I went through a topic about Eczema ,, my boy suffered from Eczema when he was a toddler ,, it was hard seeing my boy suffered with dry scaly skin during that time we tried everything and researched for best treatments for eczema , but true enough when hey said that he might outgrow the condition and when he turned 4 his skin just cleared up,, but sadly he is now suffering from Asthma which they said is co related with Eczema,, this week he is on Salbutamol every 4 hours because of his wheezing and difficulty of breathing,,

So I looked around and finding how the 2 conditions are related...

Eczema has been linked with many other allergic conditions including asthma and hay fever.
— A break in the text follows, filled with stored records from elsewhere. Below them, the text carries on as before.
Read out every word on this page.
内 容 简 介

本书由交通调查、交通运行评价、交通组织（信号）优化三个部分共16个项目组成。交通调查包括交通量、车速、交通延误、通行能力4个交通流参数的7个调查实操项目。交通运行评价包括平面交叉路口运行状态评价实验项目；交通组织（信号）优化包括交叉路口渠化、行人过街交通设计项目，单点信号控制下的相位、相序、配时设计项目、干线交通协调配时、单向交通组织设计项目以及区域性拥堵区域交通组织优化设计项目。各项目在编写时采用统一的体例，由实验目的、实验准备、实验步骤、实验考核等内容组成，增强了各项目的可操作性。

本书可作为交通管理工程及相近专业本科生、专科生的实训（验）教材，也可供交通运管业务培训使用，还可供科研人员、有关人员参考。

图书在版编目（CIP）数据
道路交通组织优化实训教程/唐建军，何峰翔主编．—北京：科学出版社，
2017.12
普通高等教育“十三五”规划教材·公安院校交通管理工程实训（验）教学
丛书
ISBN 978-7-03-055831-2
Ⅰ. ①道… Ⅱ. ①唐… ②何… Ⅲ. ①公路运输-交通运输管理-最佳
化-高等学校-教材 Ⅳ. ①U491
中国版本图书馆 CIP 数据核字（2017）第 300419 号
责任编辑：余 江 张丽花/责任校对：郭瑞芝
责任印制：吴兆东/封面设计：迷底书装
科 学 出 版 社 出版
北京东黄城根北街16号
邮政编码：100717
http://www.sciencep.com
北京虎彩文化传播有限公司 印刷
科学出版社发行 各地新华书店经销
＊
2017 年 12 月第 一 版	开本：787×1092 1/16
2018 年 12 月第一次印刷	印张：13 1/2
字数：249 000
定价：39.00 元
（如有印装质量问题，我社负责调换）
Most families that have eczema also have hay fever and/or asthma somewhere in their families. This suggests that eczema is a deficiency in how the body views allergens, it overreacts to many of them.

Eczema, or atopic dermatitis, is a reoccurring, non-infectious, inflammatory skin condition. It affects up to 10% of children and 5% of the population and is usually associated with a family history of atopy, asthma and hayfever. Eczema may occur at any age, however most often eczema begins in infancy and childhood. Eczema typically manifests in infants aged 1-6 months.

Eczema is common in babies and young children. Typically, they get a very dry, itchy, pinkish-red, scaly rash on their face, scalp, behind the ears, limbs and body trunk. The rash can get lumpy, weepy and crusty and sometimes crack which causes much discomfort to the sufferer.

In older children and adolescents, eczema tends to clear from the face and appear more commonly on the hands and wrist, elbows, behind the knees and ankles. If the child scratches the affected area, which they often do because it's so itchy, the skin may become infected.

Eczema is more common in children who have other allergies, such as asthma and hay fever. It tends to run in families i.e. if both parents have eczema, there is an 80% chance that there children will too. The symptoms of eczema can be triggered by house dust mites, animal dander, grass pollens, moulds, soaps, shampoos and washing powders, cosmetics and toiletries. Stress or exposure to irritants such as cigarette smoke, chemicals, weather (hot and humid or cold and dry) and air conditioning or overheating can also aggravate the symptoms of eczema. Certain foods e.g. dairy and wheat products, eggs, nuts, seafood, chemical food additives, preservatives and colourings may cause the worsening of eczema symptoms.

Although most children grow out of the condition a small percentage will continue to experience eczema symptoms into adulthood.

Eczema can't be cured, but it can be managed. Children with eczema have unusually dry, itchy and sensitive skin. They can be helped with:

bathing in warm (not hot) water
avoiding soap (it dries the skin)
using sorbolene cream or some other moisturiser
wearing soft clothes made of cotton or cotton/polyester mix (not wool or acrylics, which are prickly)
keeping the child cool, avoiding hot rooms and over-dressing.
The rashes can be helped with a corticosteroid cream or ointment. Antihistamines may control the itching and help the child sleep at night. If the skin becomes infected antibiotics may be needed.